The typical starting dose for patients with narcolepsy is 200 to 400 mg every morning, adjusted based on clinical response. Schwartz et al. conducted a randomized, double-blind study involving 24 patients who were already taking 400 mg of Provigil every morning but continued to experience afternoon sleepiness. Participants were divided into two groups: one received an additional 200 mg dose at noon, and the other received a placebo. Patients who took the extra dose showed significantly greater improvement in the evening trials of the Maintenance of Wakefulness Test. However, overall test results were not statistically different between the two groups. Subjectively, the Clinical Global Impression of Change Scale showed more improvement in the group receiving the noon dose.

Provigil dosing should be individualized, with some patients benefitting from doses up to 800 mg/day divided into multiple doses. While administering doses later than noon is generally avoided, a noon dose does not negatively affect sleep architecture and may be beneficial for patients with persistent excessive daytime sleepiness.

Provigil for Off-Label Use in Various Conditions

Provigil has been prescribed off-label for several clinical conditions, including multiple sclerosis, attention-deficit hyperactivity disorder (ADHD), Parkinson's disease, mood disorders, traumatic brain injury, chronic fatigue syndrome, opiate intoxication, and recovery from general anesthesia.

In Multiple Sclerosis

Fatigue is a prevalent and potentially debilitating symptom in patients with multiple sclerosis (MS). One study found that 28% of MS patients considered fatigue their most troubling symptom. In clinical trials, fatigue is frequently assessed using the Fatigue Severity Scale, a nine-item questionnaire validated for differentiating fatigue in patients with medical conditions from that in healthy individuals.

Historically, MS-related fatigue has been treated with medications like amantadine (Symmetrel) and pemoline (Cylert). However, pemoline use declined due to its risk of hepatotoxicity and was removed from the market in 2005.

Provigil has shown mixed results in managing fatigue associated with MS. In a single-blind study involving 72 patients, participants received placebo during weeks 1–2, Provigil 200 mg daily in weeks 3–4, Provigil 400 mg daily in weeks 5–6, and placebo again in weeks 7–9. Significant improvements in fatigue measures were observed with the 200 mg dose compared to placebo, while the higher dose showed no additional benefit.

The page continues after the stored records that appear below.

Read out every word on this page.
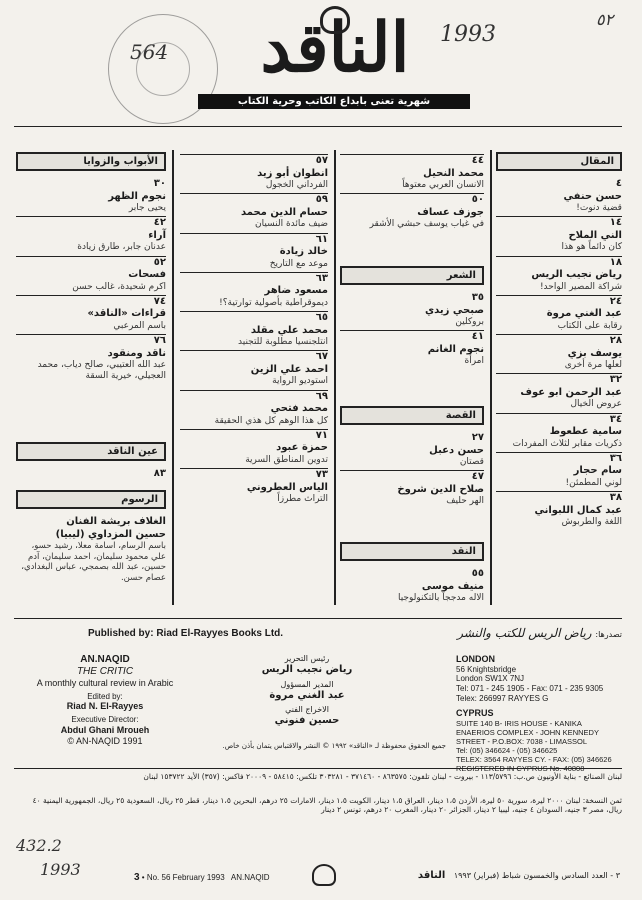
564
1993
٥٢
الناقد
شهرية تعنى بابداع الكاتب وحرية الكتاب
المقال
٤
حسن حنفي
قضية دنوت!
١٤
الني الملاح
كان دائماً هو هذا
١٨
رياض نجيب الريس
شراكة المصير الواحد!
٢٤
عبد الغني مروة
رقابة على الكتاب
٢٨
يوسف بزي
لعلها مرة أخرى
٣٢
عبد الرحمن ابو عوف
عروض الخيال
٣٤
سامية عطعوط
ذكريات مقابر لثلاث المفردات
٣٦
سام حجار
لوني المطمئن!
٣٨
عبد كمال اللبواني
اللغة والطربوش
٤٤
محمد النحيل
الانسان العربي معتوهاً
٥٠
جوزف عساف
في غياب يوسف حبشي الأشقر
الشعر
٣٥
صبحي زيدي
بروكلين
٤١
نجوم الغانم
امرأة
القصة
٢٧
حسن دعبل
قصتان
٤٧
صلاح الدين شروخ
الهر حليف
النقد
٥٥
منيف موسى
الاله مدججاً بالتكنولوجيا
٥٧
انطوان أبو زيد
الفرداني الخجول
٥٩
حسام الدين محمد
ضيف مائدة النسيان
٦١
خالد زيادة
موعد مع التاريخ
٦٣
مسعود ضاهر
ديموقراطية بأصولية توارتية؟!
٦٥
محمد علي مقلد
انتلجنسيا مطلوبة للتجنيد
٦٧
احمد علي الزين
استوديو الرواية
٦٩
محمد فتحي
كل هذا الوهم كل هذي الحقيقة
٧١
حمزة عبود
تدوين المناطق السرية
٧٣
الياس العطروني
التراث مطرزاً
الأبواب والزوايا
٣٠
نجوم الظهر
يحيى جابر
٤٢
آراء
عدنان جابر، طارق زيادة
٥٢
فسحات
اكرم شحيدة، غالب حسن
٧٤
قراءات «الناقد»
باسم المرعبي
٧٦
ناقد ومنقود
عبد الله العتيبي، صالح دياب، محمد العجيلي، خيرية السقة
عين الناقد
٨٣
الرسوم
الغلاف بريشة الفنان
حسين المزداوي (ليبيا)
باسم الرسام، اسامة معلا، رشيد حسو، علي محمود سليمان، احمد سليمان، آدم حسين، عبد الله بصمجي، عباس البغدادي، عصام حسن.
Published by: Riad El-Rayyes Books Ltd.	تصدرها: رياض الريس للكتب والنشر
AN.NAQID
THE CRITIC
A monthly cultural review in Arabic
Edited by:
Riad N. El-Rayyes
Executive Director:
Abdul Ghani Mroueh
© AN-NAQID 1991
رئيس التحرير
رياض نجيب الريس
المدير المسؤول
عبد الغني مروة
الاخراج الفني
حسين فنوني
جميع الحقوق محفوظة لـ «الناقد» ١٩٩٢ © النشر والاقتباس يتمان بأذن خاص.
LONDON
56 Knightsbridge
London SW1X 7NJ
Tel: 071 - 245 1905 - Fax: 071 - 235 9305
Telex: 266997 RAYYES G
CYPRUS
SUITE 140 B- IRIS HOUSE - KANIKA
ENAERIOS COMPLEX - JOHN KENNEDY
STREET - P.O.BOX: 7038 - LIMASSOL
Tel: (05) 346624 - (05) 346625
TELEX: 3564 RAYYES CY. - FAX: (05) 346626
لبنان الصنائع - بناية الأونيون ص.ب: ١١٣/٥٧٩٦ - بيروت - لبنان تلفون: ٨٦٣٥٧٥ - ٣٧١٤٦٠ - ٣٠٣٢٨١ تلكس: ٥٨٤١٥ - ٢٠٠٠٩ فاكس: (٣٥٧) الأيد ١٥٣٧٢٢ لبنان
ثمن النسخة: لبنان ٢٠٠٠ ليرة، سورية ٥٠ ليرة، الأردن ١،٥ دينار، العراق ١،٥ دينار، الكويت ١،٥ دينار، الامارات ٢٥ درهم، البحرين ١،٥ دينار، قطر ٢٥ ريال، السعودية ٢٥ ريال، الجمهورية اليمنية ٤٠ ريال، مصر ٣ جنيه، السودان ٤ جنيه، ليبيا ٢ دينار، الجزائر ٢٠ دينار، المغرب ٢٠ درهم، تونس ٢ دينار
432.2
1993	3 • No. 56 February 1993 AN.NAQID	٣ - العدد السادس والخمسون شباط (فبراير) ١٩٩٣ الناقد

Mean Epworth Sleepiness Scale scores decreased significantly with both doses, although baseline scores were already within the normal range.

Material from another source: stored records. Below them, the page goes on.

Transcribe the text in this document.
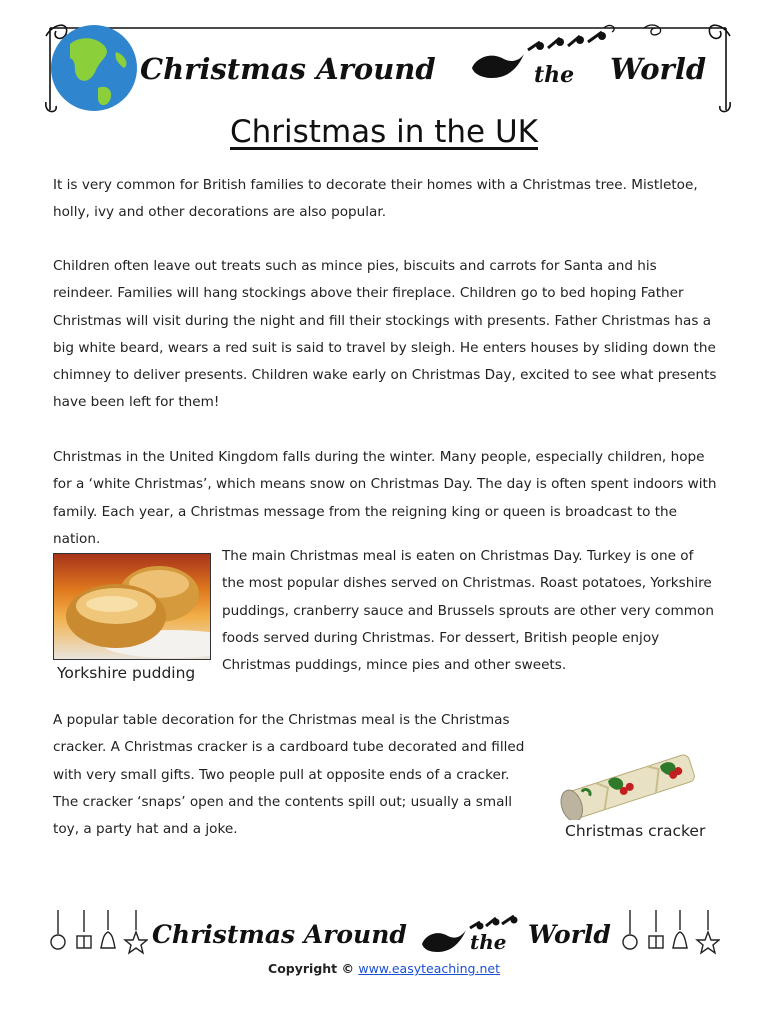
Christmas Around	the World
Christmas in the UK

It is very common for British families to decorate their homes with a Christmas tree. Mistletoe, holly, ivy and other decorations are also popular.

Children often leave out treats such as mince pies, biscuits and carrots for Santa and his reindeer. Families will hang stockings above their fireplace. Children go to bed hoping Father Christmas will visit during the night and fill their stockings with presents. Father Christmas has a big white beard, wears a red suit is said to travel by sleigh. He enters houses by sliding down the chimney to deliver presents. Children wake early on Christmas Day, excited to see what presents have been left for them!

Christmas in the United Kingdom falls during the winter. Many people, especially children, hope for a ‘white Christmas’, which means snow on Christmas Day. The day is often spent indoors with family. Each year, a Christmas message from the reigning king or queen is broadcast to the nation.

Yorkshire pudding

The main Christmas meal is eaten on Christmas Day. Turkey is one of the most popular dishes served on Christmas. Roast potatoes, Yorkshire puddings, cranberry sauce and Brussels sprouts are other very common foods served during Christmas. For dessert, British people enjoy Christmas puddings, mince pies and other sweets.

A popular table decoration for the Christmas meal is the Christmas cracker. A Christmas cracker is a cardboard tube decorated and filled with very small gifts. Two people pull at opposite ends of a cracker. The cracker ‘snaps’ open and the contents spill out; usually a small toy, a party hat and a joke.	Christmas cracker
Christmas Around	the World
Copyright © www.easyteaching.net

Conversely, two double-blind, placebo-controlled studies found no statistically significant reduction in fatigue with Provigil. The larger study, which included 115 patients, titrated Provigil up to 400 mg daily over four weeks, as tolerated.

In ADHD

Provigil has been studied for its potential in treating ADHD in both adults and children, and it is considered an alternative to traditional stimulants for adult ADHD.

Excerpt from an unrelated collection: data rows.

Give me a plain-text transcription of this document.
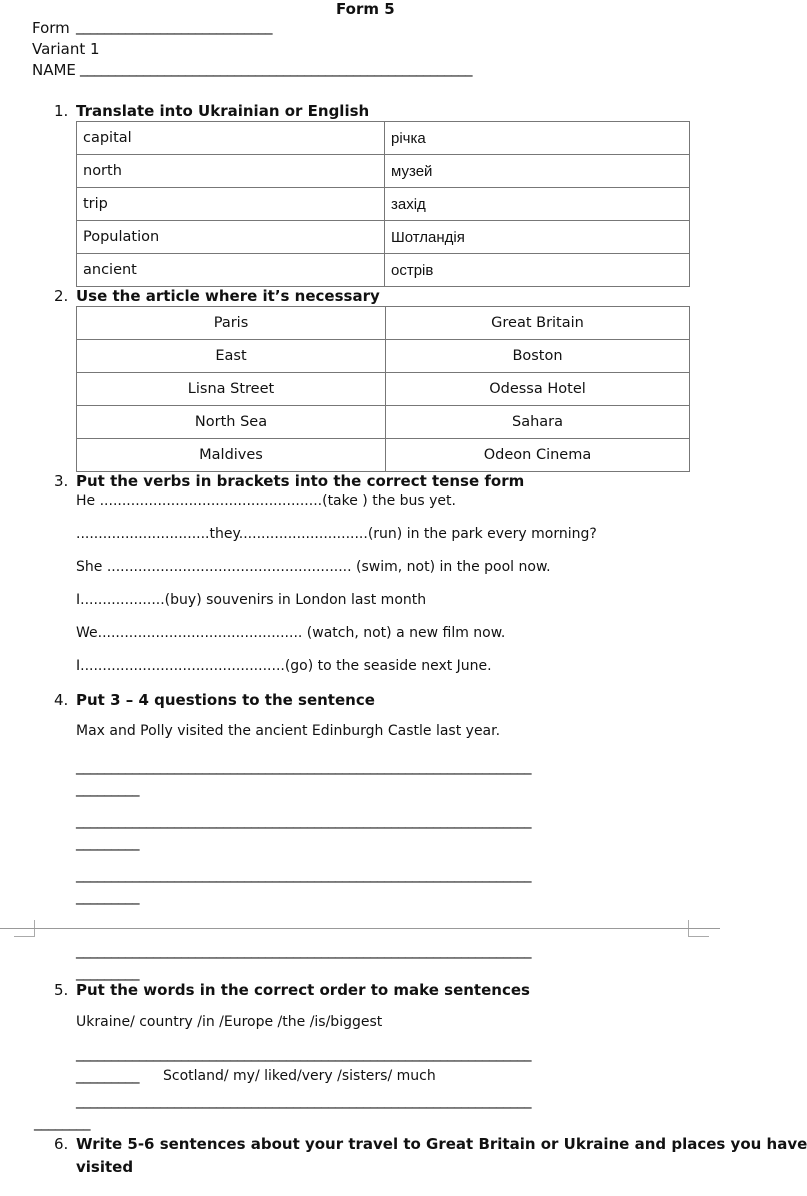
Form 5
Form ____________________________
Variant 1
NAME ________________________________________________________
1. Translate into Ukrainian or English
capital	річка
north	музей
trip	захід
Population	Шотландія
ancient	острів
2. Use the article where it’s necessary
Paris	Great Britain
East	Boston
Lisna Street	Odessa Hotel
North Sea	Sahara
Maldives	Odeon Cinema
3. Put the verbs in brackets into the correct tense form
He ..................................................(take ) the bus yet.
..............................they.............................(run) in the park every morning?
She ....................................................... (swim, not) in the pool now.
I...................(buy) souvenirs in London last month
We.............................................. (watch, not) a new film now.
I..............................................(go) to the seaside next June.
4. Put 3 – 4 questions to the sentence
Max and Polly visited the ancient Edinburgh Castle last year.
_________________________________________________________________
_________
_________________________________________________________________
_________
_________________________________________________________________
_________
_________________________________________________________________
_________
5. Put the words in the correct order to make sentences
Ukraine/ country /in /Europe /the /is/biggest
_________________________________________________________________
_________	Scotland/ my/ liked/very /sisters/ much
_________________________________________________________________
________
6. Write 5-6 sentences about your travel to Great Britain or Ukraine and places you have
visited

A double-blind, placebo-controlled, crossover study of 22 adults with ADHD compared Provigil, dextroamphetamine, and placebo. The average daily dose of Provigil was 207 mg, while dextroamphetamine was dosed at 22 mg daily. Both Provigil and dextroamphetamine significantly outperformed placebo on five outcome measures, including subjective rating scales and tests of word association and digit span. Another study involving 20 adults with ADHD found that Provigil 200 mg daily reduced impulsivity based on neuropsychiatric testing. Despite these promising findings, larger studies are needed to confirm Provigil’s efficacy in adult ADHD.

For pediatric ADHD, large double-blind studies are lacking. In a 6-week double-blind study of 24 children aged 5 to 15, Provigil doses of 200–300 mg daily produced significantly better results than placebo on the Test of Variables of Attention, a computerized performance assessment. However, no significant improvements were noted on the ADHD Rating Scale.

Importantly, Provigil does not seem to cause significant appetite suppression or weight loss, common side effects of traditional stimulants in children. As a result, Provigil may offer a more favorable option in certain cases.